Daß diese rohe und rücksichtslose Unterdrückung des Kindes nicht etwa nur ein bedauerlicher Ausfluß der allgemeinen Rauheit der Zeit, sondern bewußte und gewollte Versklavung war, erkennt ein Fachmann, wie Kurt Kaser, an, wenn er („Geschichte Europas im Zeitalter des Absolutismus usw.“ — F.A.Perthes, Gotha 1923, S. 34) sägt: „Die Staatsgewalt — die keine Grenzen mehr anerkennen wollte — griff mit rauher Hand auch ins Privatleben ein, beschränkte auf‘s Peinlichste die persönliche Freiheit des Untertanen. Ausgehend vom Gedanken, daß der Gehorsam der Kinder gegen die Eltern auch die Autorität des Souveräns befestige, wurde die elterliche Gewalt in einem Maße verstärkt, das in Tyrannei auszuarten drohte. Die Eltern wurden befugt, ihre ungeratenen Kinder einkerkern zu lassen.

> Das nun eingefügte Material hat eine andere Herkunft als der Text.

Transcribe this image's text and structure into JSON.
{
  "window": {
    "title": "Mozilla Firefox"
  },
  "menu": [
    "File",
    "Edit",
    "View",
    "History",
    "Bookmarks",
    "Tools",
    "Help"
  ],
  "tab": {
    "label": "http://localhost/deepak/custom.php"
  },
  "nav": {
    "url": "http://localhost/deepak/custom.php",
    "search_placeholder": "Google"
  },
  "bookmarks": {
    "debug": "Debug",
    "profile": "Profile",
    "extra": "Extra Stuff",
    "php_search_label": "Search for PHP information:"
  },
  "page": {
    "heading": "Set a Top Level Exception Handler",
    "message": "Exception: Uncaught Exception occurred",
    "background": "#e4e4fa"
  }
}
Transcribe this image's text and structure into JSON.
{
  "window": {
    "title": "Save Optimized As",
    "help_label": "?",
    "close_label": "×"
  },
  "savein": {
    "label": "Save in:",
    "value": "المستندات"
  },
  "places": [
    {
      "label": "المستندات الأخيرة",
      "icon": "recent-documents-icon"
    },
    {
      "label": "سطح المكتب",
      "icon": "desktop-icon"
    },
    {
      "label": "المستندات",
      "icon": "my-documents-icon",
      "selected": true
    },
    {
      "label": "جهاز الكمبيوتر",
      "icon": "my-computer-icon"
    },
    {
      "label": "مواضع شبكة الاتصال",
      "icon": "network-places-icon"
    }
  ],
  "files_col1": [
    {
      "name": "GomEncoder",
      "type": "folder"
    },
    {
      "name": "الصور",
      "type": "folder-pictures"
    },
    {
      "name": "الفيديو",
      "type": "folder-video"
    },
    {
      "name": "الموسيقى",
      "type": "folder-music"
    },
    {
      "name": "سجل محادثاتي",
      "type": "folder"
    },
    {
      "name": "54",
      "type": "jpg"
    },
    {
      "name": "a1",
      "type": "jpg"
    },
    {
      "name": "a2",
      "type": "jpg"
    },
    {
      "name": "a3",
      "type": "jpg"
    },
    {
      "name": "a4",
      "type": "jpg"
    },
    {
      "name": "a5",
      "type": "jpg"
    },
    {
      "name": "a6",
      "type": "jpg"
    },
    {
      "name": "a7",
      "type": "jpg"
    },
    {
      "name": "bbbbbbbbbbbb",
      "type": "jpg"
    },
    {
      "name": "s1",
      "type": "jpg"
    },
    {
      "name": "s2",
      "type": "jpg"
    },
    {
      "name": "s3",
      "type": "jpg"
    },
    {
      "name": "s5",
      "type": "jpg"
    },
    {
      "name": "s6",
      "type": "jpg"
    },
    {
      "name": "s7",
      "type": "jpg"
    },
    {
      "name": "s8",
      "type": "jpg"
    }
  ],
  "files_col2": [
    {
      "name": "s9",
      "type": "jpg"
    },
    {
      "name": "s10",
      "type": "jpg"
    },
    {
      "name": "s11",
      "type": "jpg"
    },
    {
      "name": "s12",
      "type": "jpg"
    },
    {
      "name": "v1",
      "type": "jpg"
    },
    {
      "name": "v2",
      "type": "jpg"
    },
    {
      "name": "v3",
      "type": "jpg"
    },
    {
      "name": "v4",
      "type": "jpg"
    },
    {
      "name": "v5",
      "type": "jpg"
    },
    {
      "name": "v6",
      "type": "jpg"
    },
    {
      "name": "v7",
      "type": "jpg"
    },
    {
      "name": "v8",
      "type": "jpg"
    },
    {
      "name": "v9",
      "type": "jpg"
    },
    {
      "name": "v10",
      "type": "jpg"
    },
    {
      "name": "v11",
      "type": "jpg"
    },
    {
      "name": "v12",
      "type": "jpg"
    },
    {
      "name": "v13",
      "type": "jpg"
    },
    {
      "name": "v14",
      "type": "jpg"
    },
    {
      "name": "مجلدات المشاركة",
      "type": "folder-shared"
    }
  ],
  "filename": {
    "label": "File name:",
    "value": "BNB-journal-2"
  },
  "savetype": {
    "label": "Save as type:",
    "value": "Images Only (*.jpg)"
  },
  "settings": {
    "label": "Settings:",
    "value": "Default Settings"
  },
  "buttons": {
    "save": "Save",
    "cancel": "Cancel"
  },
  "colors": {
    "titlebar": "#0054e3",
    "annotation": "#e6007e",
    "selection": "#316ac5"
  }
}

In humoristischer Weise schildert das der bekannte niederdeutsche Prediger Johannes Sackmann (1648-1718) in seiner Leichenrede auf den Küster und Schulmeister zu Limmen, Michel Wichmann: „Erst kreeg he Oorfygen, herna Handsmette oder Knypkens, dann kreeg he eenen leddernen Aars vull, den tog he ööm ganz stramm in de Höögde, dat dat Hinnerkasteel ganz prall word, mit dem Stock vor de Boxen; nu wenn he et gar to grov maakt hadde, endlik eenen rechten met der Raude vor den blooten Steert . . . De Rauden hadde he vorher int Water leggt, dat se beter dörtrekken“ (zitiert bei Boesch, S. 102/3).

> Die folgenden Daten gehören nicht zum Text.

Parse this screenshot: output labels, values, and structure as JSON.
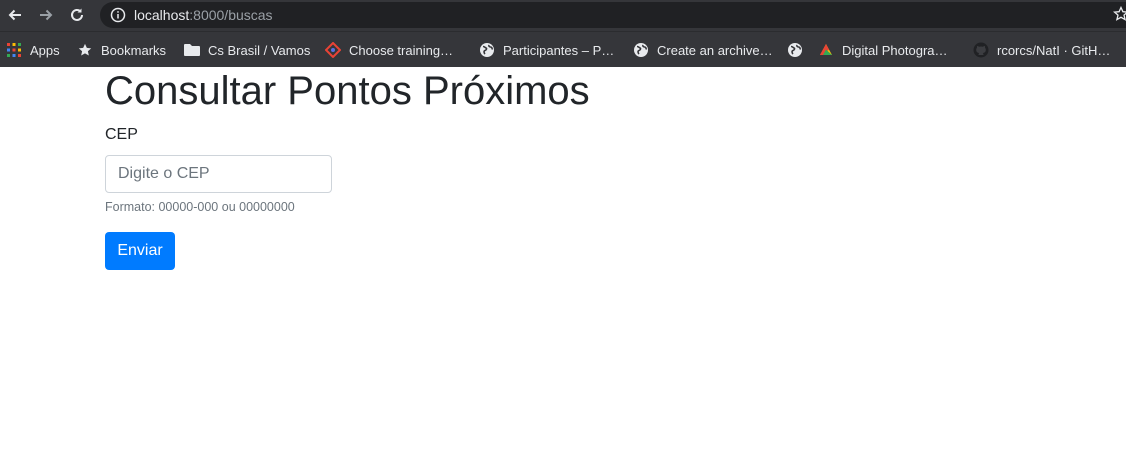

Aber so humoristisch, wie es hier ausgesprochen wird, war denn doch die Sache nicht. Im „Freimütigen Jahrbuch der allgemeinen deutschen Volksschulen“ I., S. 9, schreibt der Pädagoge Fr. H. Chr. Schwarz (1666-1737), viele Augenzeugen könnten berichten, „wie das Schlagen alsbald nach dem Morgengesang in förmlicher Exekution wegen der Sünden des vorigen Tages die Weihe war, womit man den neuen Schultag anfing, und regelmäßig die Beendigung der Schule, um die neuen Sünden, die während der Schulstunden hinzugekommen waren, nun auch noch büßen zu lassen. Das gehörte in manchen Schulen so zur Ordnung, daß die Schüler immer zitterten und zagten, wenn das „Amen“ des Morgengebetes herannahte. Denn dann sah man den Lehrer sich schon mit Stock und Rute rüsten ... Wir denken noch mit Schaudern daran, wie manchmal ein Knabe dazu verurteilt war, Wochen lang jeden Morgen mit dieser Exekution — (und das vielleicht entblößt) — den Zug der kleinen Missetäter anzufangen, bisweilen auch ihn zu beschließen“ (zitiert von Heppe, S. 220).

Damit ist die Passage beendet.